Quick cost ranges
A small internal knowledge assistant usually costs £12,000-£25,000. A customer-facing support assistant with citations and escalation paths costs £25,000-£60,000. A regulated or enterprise RAG system with role-based access, audit logs, and multiple data sources often costs £60,000-£150,000+.
The biggest variable is not the LLM. It is the state of the source knowledge. Clean, current documentation is cheap to index. Scattered PDFs, SharePoint folders, support tickets, CRM notes, and old policy documents need discovery, cleanup, chunking strategy, metadata design, and ongoing governance.

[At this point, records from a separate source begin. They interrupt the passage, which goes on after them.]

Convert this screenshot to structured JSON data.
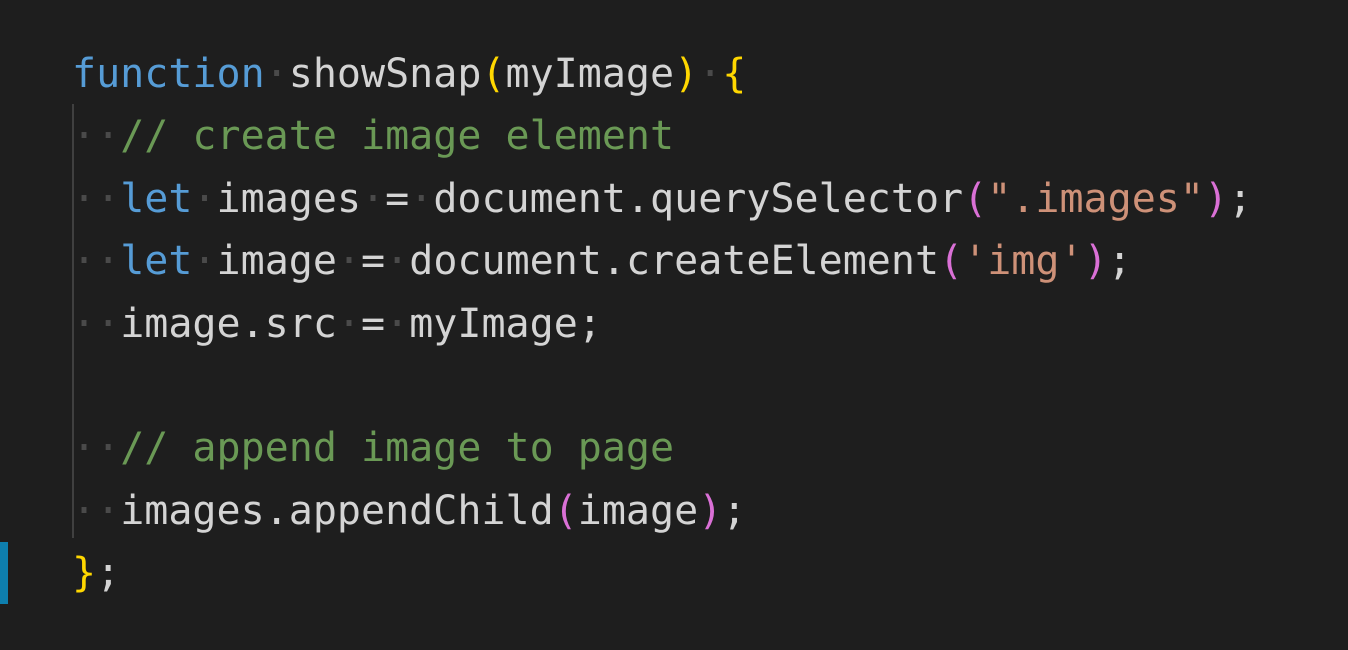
{
  "code": {
    "lines": [
      {
        "kw": "function",
        "name": "showSnap",
        "open": "(",
        "param": "myImage",
        "close": ")",
        "brace": "{"
      },
      {
        "comment": "// create image element"
      },
      {
        "kw": "let",
        "var": "images",
        "eq": "=",
        "call": "document.querySelector",
        "open": "(",
        "str": "\".images\"",
        "close": ")",
        "semi": ";"
      },
      {
        "kw": "let",
        "var": "image",
        "eq": "=",
        "call": "document.createElement",
        "open": "(",
        "str": "'img'",
        "close": ")",
        "semi": ";"
      },
      {
        "expr": "image.src",
        "eq": "=",
        "value": "myImage;"
      },
      {},
      {
        "comment": "// append image to page"
      },
      {
        "call": "images.appendChild",
        "open": "(",
        "arg": "image",
        "close": ")",
        "semi": ";"
      },
      {
        "brace": "}",
        "semi": ";"
      }
    ]
  },
  "whitespace_dot": "·",
  "colors": {
    "background": "#1e1e1e",
    "keyword": "#569cd6",
    "comment": "#6a9955",
    "string": "#ce9178",
    "bracket_level1": "#ffd700",
    "bracket_level2": "#da70d6",
    "default_text": "#d4d4d4",
    "cursor_marker": "#0e7fae"
  }
}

What a production RAG system includes
A serious build normally includes source discovery, document parsing, embedding generation, vector database setup, retrieval tuning, prompt design, answer citation, safety instructions, user feedback capture, evaluation tests, analytics, and deployment. If the system answers different users differently, it also needs permissions mapped from your identity provider.

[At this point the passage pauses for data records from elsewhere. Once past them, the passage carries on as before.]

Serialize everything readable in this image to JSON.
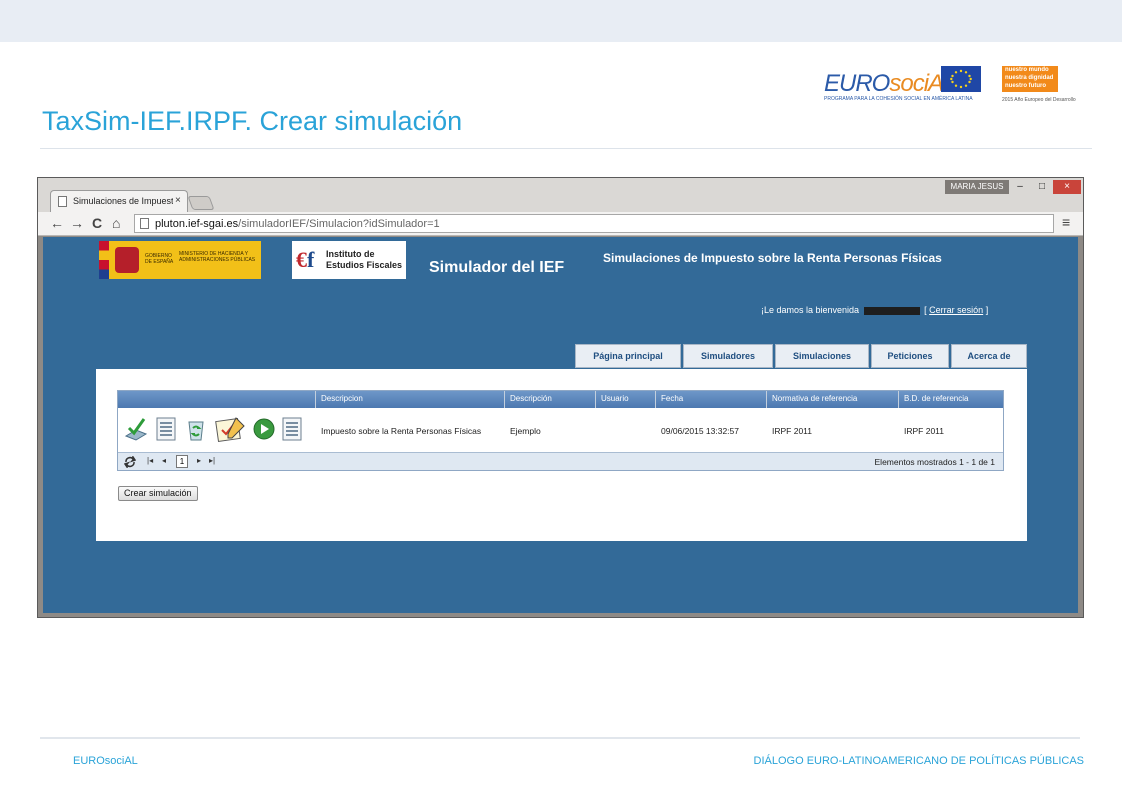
{
  "slide": {
    "title": "TaxSim-IEF.IRPF. Crear simulación",
    "footer_left": "EUROsociAL",
    "footer_right": "DIÁLOGO EURO-LATINOAMERICANO DE POLÍTICAS PÚBLICAS"
  },
  "logos": {
    "eurosocial_euro": "EURO",
    "eurosocial_social": "sociAL",
    "eurosocial_tagline": "PROGRAMA PARA LA COHESIÓN SOCIAL EN AMÉRICA LATINA",
    "nm_lines": [
      "nuestro mundo",
      "nuestra dignidad",
      "nuestro futuro"
    ],
    "nm_footer": "2015 Año Europeo del Desarrollo"
  },
  "browser": {
    "tab_title": "Simulaciones de Impuesto",
    "tab_close": "×",
    "user_badge": "MARIA JESUS",
    "win_min": "–",
    "win_max": "□",
    "win_close": "×",
    "nav_back": "←",
    "nav_forward": "→",
    "nav_reload": "C",
    "nav_home": "⌂",
    "url_host": "pluton.ief-sgai.es",
    "url_path": "/simuladorIEF/Simulacion?idSimulador=1",
    "star": "☆",
    "menu": "≡"
  },
  "page": {
    "gob_text_1": "GOBIERNO DE ESPAÑA",
    "gob_text_2": "MINISTERIO DE HACIENDA Y ADMINISTRACIONES PÚBLICAS",
    "ief_text": "Instituto de Estudios Fiscales",
    "simulator_title": "Simulador del IEF",
    "heading": "Simulaciones de Impuesto sobre la Renta Personas Físicas",
    "welcome": "¡Le damos la bienvenida",
    "logout_open": "[",
    "logout": "Cerrar sesión",
    "logout_close": "]",
    "tabs": [
      "Página principal",
      "Simuladores",
      "Simulaciones",
      "Peticiones",
      "Acerca de"
    ]
  },
  "grid": {
    "columns": [
      "Descripcion",
      "Descripción",
      "Usuario",
      "Fecha",
      "Normativa de referencia",
      "B.D. de referencia"
    ],
    "rows": [
      {
        "descripcion": "Impuesto sobre la Renta Personas Físicas",
        "descripcion2": "Ejemplo",
        "usuario": "",
        "fecha": "09/06/2015 13:32:57",
        "normativa": "IRPF 2011",
        "bd": "IRPF 2011"
      }
    ],
    "pager": {
      "first": "|◂",
      "prev": "◂",
      "page": "1",
      "next": "▸",
      "last": "▸|",
      "records": "Elementos mostrados 1 - 1 de 1"
    },
    "refresh_icon": "refresh-icon"
  },
  "actions": {
    "create_button": "Crear simulación"
  },
  "colors": {
    "accent": "#2aa3d8",
    "page_blue": "#336a98",
    "grid_header": "#4c78b0"
  }
}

For many businesses, the evaluation framework is the difference between a demo and a production tool. You need test questions, expected answers, confidence thresholds, and monitoring for stale or wrong answers. Without that, the system can silently get worse as documents change.
Main cost drivers
Data quality is the first driver. If the source documents are inconsistent or duplicated, budget for a cleanup phase. Integration depth is the second. Connecting one document store is straightforward; joining SharePoint, Google Drive, Notion, Zendesk, HubSpot, and a custom database takes more engineering. Security is the third. A RAG system that exposes private HR, finance, or client documents needs strict access control and logging.

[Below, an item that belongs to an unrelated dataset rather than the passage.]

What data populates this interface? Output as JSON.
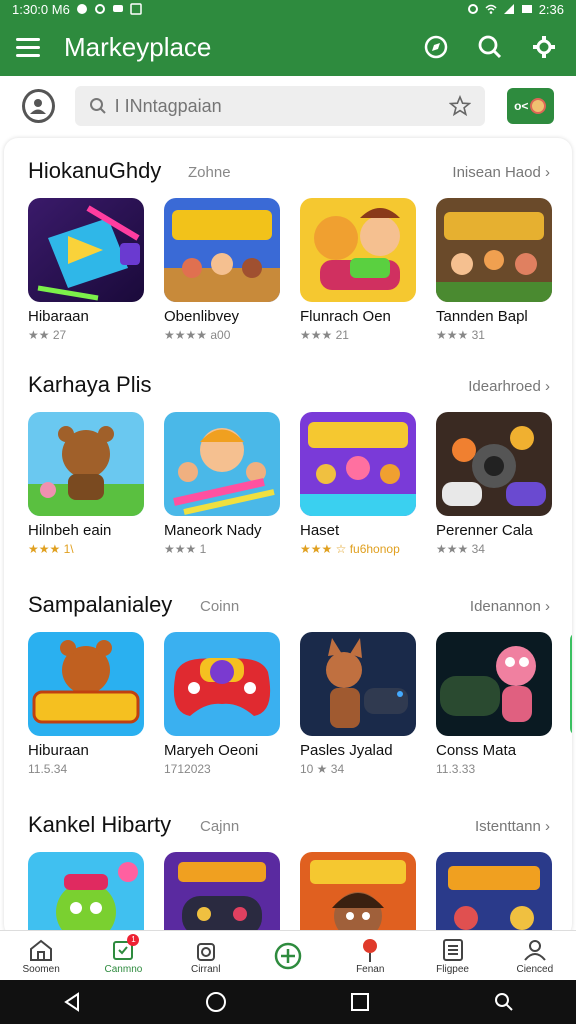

Usage volume matters after launch. LLM and embedding costs can be low for internal tools, but high-volume customer support assistants need caching, cheaper model routing, and observability to keep costs controlled.
When RAG is worth it
RAG is strongest when the business has a large and changing knowledge base: policies, contracts, manuals, product documentation, technical runbooks, customer support history, or compliance material. It is less useful when the answer space is tiny, stable, or better handled by deterministic rules.
A good first project is usually an internal assistant for staff. It has a lower brand-risk profile than a customer-facing bot, gives fast feedback from real users, and exposes the data gaps you need to fix before external release.
AyTech note: The safest projects start with a narrow, measurable workflow, then expand after real users prove the value. This keeps budgets controlled and gives Google, buyers, and stakeholders clearer proof of expertise.